The book is, as Broadway requires, a rom-com at times: Sam falls for the camp nurse (a lovely, endearing performance by Megan Gardiner) and Frankie the rebel loves Kei. But the real engine of the plot and its best moments, is the ideology and division of loyalties which drag the family apart, through hardship and a tragic loss, all the way to the embittered figure played by Takei at the start.
Megan Gardiner and Telly Leung. Photo: Danny Kaan
The numbers are mainly generic Broadway, though rise wonderfully when with high flute sounds they draw most closely on Japanese music. And indeed words: like the urgent "Gaman" meaning "carry on, keep going" and the mournful Ishi Kara Ishi about moving a mountain stone by stone. There are understated but very Japanese moments: the old man hanging a wind-chime, Grandfather Takei's meditative gardening, and his respectful bow to his middle-aged rebellious son who is being led away in handcuffs.

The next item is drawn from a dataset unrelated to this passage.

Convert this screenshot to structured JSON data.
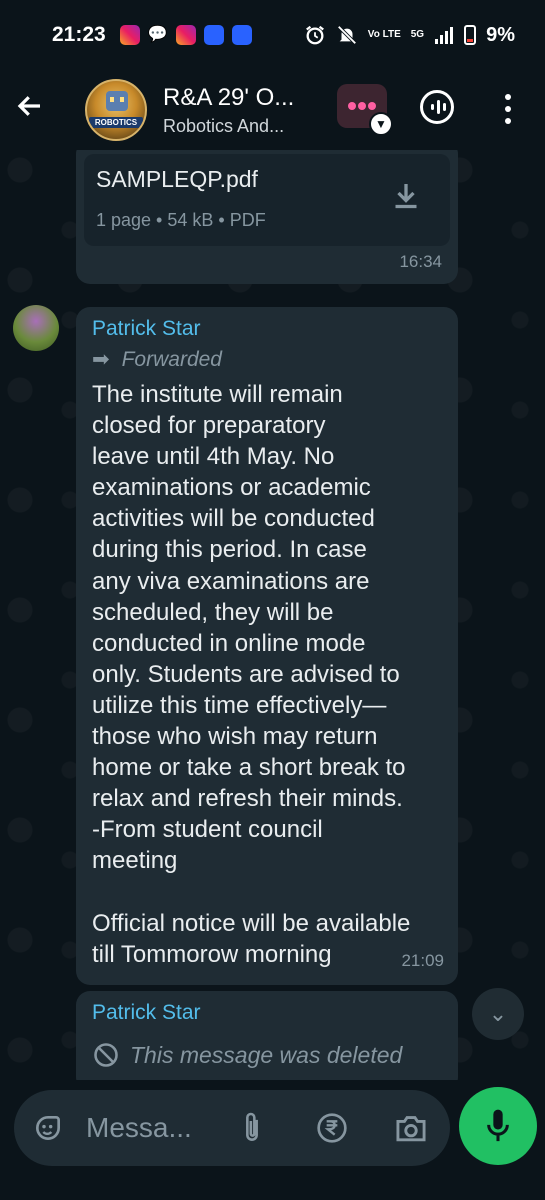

It drew me in ever more, especially in the harsher second act as the war takes its toll with two real coups-de-theatre: the huddle of helmets and shots as Sam's Japanese regiment faces a sacrificial raid, and the news of Hiroshima: the ensemble stilled with horror and the "light of a thousand suns" blinds us in turn before suddenly a mic-waving DJ leads a Victory Swing. Nothing is said about the Japanese-Americans' feeling about Hiroshima and Nagasaki, but it does not need to be. The shock is real. And as the fog of war clears, Sam is back and finds out how much he has lost, and how bitter is one seeming betrayal.
Good musicals can face tough bleak stories and irredeemable losses, however necessary the upbeat final moment and triumphant curtain-call. And this is a good one. Not perfect, not perhaps among the musical greats, but a piece of storytelling and performance which holds you fast. And there is shivering power in watching how much it means to old Takei to tell it.